Saturday, April 21, 2018

Those Resilient Heathens


Number 8 of 17 in the *Twilight Zone* series:

by Farrell Till
In an earlier column, we noted the amazing resilience of the Egyptian livestock during the infamous plagues that Moses rained down on Egypt. The plague of murrain, which the Bible described as "very grievous" (Ex. 9:3), killed "all the livestock of the Egyptians" (v:5), yet when the plague of hail came only days later, it "struck down everything that was in the open field throughout all the land of Egypt, both human and animals" (9:25). And so the story continued. A plague would come and strike both man and beast, sometimes specifying that all beasts were struck down, as well as their food supply, yet when the final plague came, some of the amazingly resilient livestock of Egypt were still alive to be killed in the plague against the firstborn (Ex. 11:512:29). And even then the wonders didn't cease. Pharaoh was able to muster an army of "six hundred picked chariots and all the other chariots of Egypt," as well as other horsemen (14:6-28), to try to stop the Israelite exodus. Where but in the Twilight Zone of inerrant biblical history could anything so amazing happen?

As incredibly resilient as these Egyptian animals were, their ability to recover quickly from obliteration doesn't even compare to the resilience of some heathen nations mentioned in the Bible. In an attack on the Midianites, the Israelite soldiers killed every adult male (Num. 31:7) and, after taking the civilian population captive, killed every male child and non virgin female (v:17) but kept the virgin girls alive "for [them]selves" (v:18). Now if this story happened exactly as recorded, the Midianite nation, by necessity, ceased to exist on that day, yet we read in Judges 6:2 that, because of their disobedience, Yahweh gave the Israelites into "the hand of Midian [for] seven years." So these Midianites who had once been completely destroyed by the Israelites somehow managed to bounce back in just a few years to become a nation powerful enough to subdue Israel. They are mentioned several times thereafter in the book of Judges (7:1-7, 23-258:1).

The Midianite nation wasn't just an isolated example of heathen resilience in biblical times. When Joshua's army defeated king Jabin and captured the city of Hazor that Jabin reigned over, "all the souls that were therein" were struck by the sword and "utterly destroyed."  The city was burned, and "there was none left that breathed" (Josh. 11:10-11), yet somehow Hazor recovered under (will wonders never cease?) king Jabin, whose mighty army of nine hundred chariots, oppressed Israel for twenty years (Judges 4:1-3), until it was completely destroyed again under the leadership of Deborah and Barak. The second destruction was as thorough as the first. All "fell by the edge of the sword; there was not a man left" (4:16).

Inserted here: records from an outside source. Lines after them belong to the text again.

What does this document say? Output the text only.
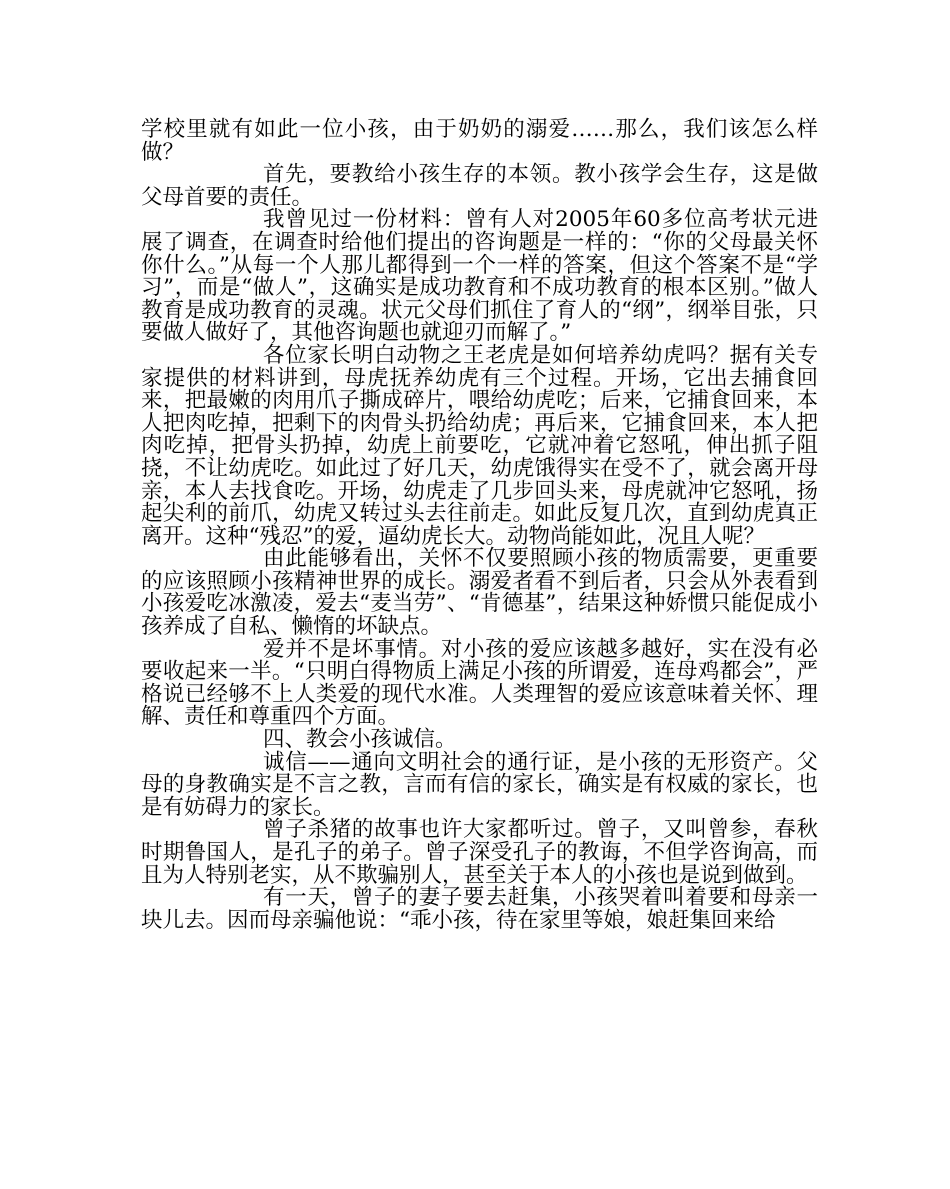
学校里就有如此一位小孩，由于奶奶的溺爱……那么，我们该怎么样做？

首先，要教给小孩生存的本领。教小孩学会生存，这是做父母首要的责任。

我曾见过一份材料：曾有人对2005年60多位高考状元进展了调查，在调查时给他们提出的咨询题是一样的：“你的父母最关怀你什么。”从每一个人那儿都得到一个一样的答案，但这个答案不是“学习”，而是“做人”，这确实是成功教育和不成功教育的根本区别。”做人教育是成功教育的灵魂。状元父母们抓住了育人的“纲”，纲举目张，只要做人做好了，其他咨询题也就迎刃而解了。”

各位家长明白动物之王老虎是如何培养幼虎吗？据有关专家提供的材料讲到，母虎抚养幼虎有三个过程。开场，它出去捕食回来，把最嫩的肉用爪子撕成碎片，喂给幼虎吃；后来，它捕食回来，本人把肉吃掉，把剩下的肉骨头扔给幼虎；再后来，它捕食回来，本人把肉吃掉，把骨头扔掉，幼虎上前要吃，它就冲着它怒吼，伸出抓子阻挠，不让幼虎吃。如此过了好几天，幼虎饿得实在受不了，就会离开母亲，本人去找食吃。开场，幼虎走了几步回头来，母虎就冲它怒吼，扬起尖利的前爪，幼虎又转过头去往前走。如此反复几次，直到幼虎真正离开。这种“残忍”的爱，逼幼虎长大。动物尚能如此，况且人呢？

由此能够看出，关怀不仅要照顾小孩的物质需要，更重要的应该照顾小孩精神世界的成长。溺爱者看不到后者，只会从外表看到小孩爱吃冰激凌，爱去“麦当劳”、“肯德基”，结果这种娇惯只能促成小孩养成了自私、懒惰的坏缺点。

爱并不是坏事情。对小孩的爱应该越多越好，实在没有必要收起来一半。“只明白得物质上满足小孩的所谓爱，连母鸡都会”，严格说已经够不上人类爱的现代水准。人类理智的爱应该意味着关怀、理解、责任和尊重四个方面。

四、教会小孩诚信。

诚信——通向文明社会的通行证，是小孩的无形资产。父母的身教确实是不言之教，言而有信的家长，确实是有权威的家长，也是有妨碍力的家长。

曾子杀猪的故事也许大家都听过。曾子，又叫曾参，春秋时期鲁国人，是孔子的弟子。曾子深受孔子的教诲，不但学咨询高，而且为人特别老实，从不欺骗别人，甚至关于本人的小孩也是说到做到。

有一天，曾子的妻子要去赶集，小孩哭着叫着要和母亲一块儿去。因而母亲骗他说：“乖小孩，待在家里等娘，娘赶集回来给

The miraculous regeneration of exterminated heathen nations continued throughout Israelite history.  Serving as Yahweh's spokesman, Samuel the prophet commanded Saul, the first Israelite king, to "smite Amalek and utterly destroy all that they have, and spare them not" (1 Sam. 15:3). The destruction was to include even "infant and suckling." Saul carried out the instructions almost to the letter, but did keep Agag, the Amalekite king, alive, a gesture that so enraged Yahweh that he sent Samuel to reprimand Saul and to hack Agag to pieces with a sword (vs:10-33). One would think that after the hacking was over, the Amalekite nation would have been completely extinct, but apparently it wasn't. In the Twilight Zone of biblical history, the "utterly destroyed" Amalekite nation somehow managed to regenerate itself, because just a few chapters later, David (Saul's successor) raided the Amalekites, "smote the land, and saved neither man nor woman alive" (27:8-9). Well, surely the Amalekite nation was now completely exterminated, but amazingly it wasn't. (We must remember that in the Twilight Zone anything can happen.) Three chapters later, these incredibly resilient Amalekites had managed to recover sufficiently to raid Ziklag (the Philistine city from which David operated in his days as a guerrilla marauder) and capture David's wives. (Yes, this man after Yahweh's own heart [1 Sam. 30:14] was a polygamist.) David pursued the Amalekites, overtook them, and "smote them from the twilight even unto the evening of the next day" (30:17). Did David "utterly" destroy them again? Well, yes and no: "There escaped not a man of them, save four hundred young men who rode upon camels and fled" (v:17). 

Apparently, biblical historians had learned by now to temper their penchant for superlatives with at least a smidgen of reality. If, however, 400 young men did indeed escape David's assault on this occasion,  we have a pretty good indication of how inaccurate the inspired historian was just chapters earlier when he said that Saul had "utterly destroyed" the Amalekites and that David had saved "neither man nor woman alive" on his foray into Amalekite territory.

Such absurdities as these tales of nations and tribes that were utterly destroyed only to return just chapters later armed and ready for action could happen only in the Twilight Zone of biblical history.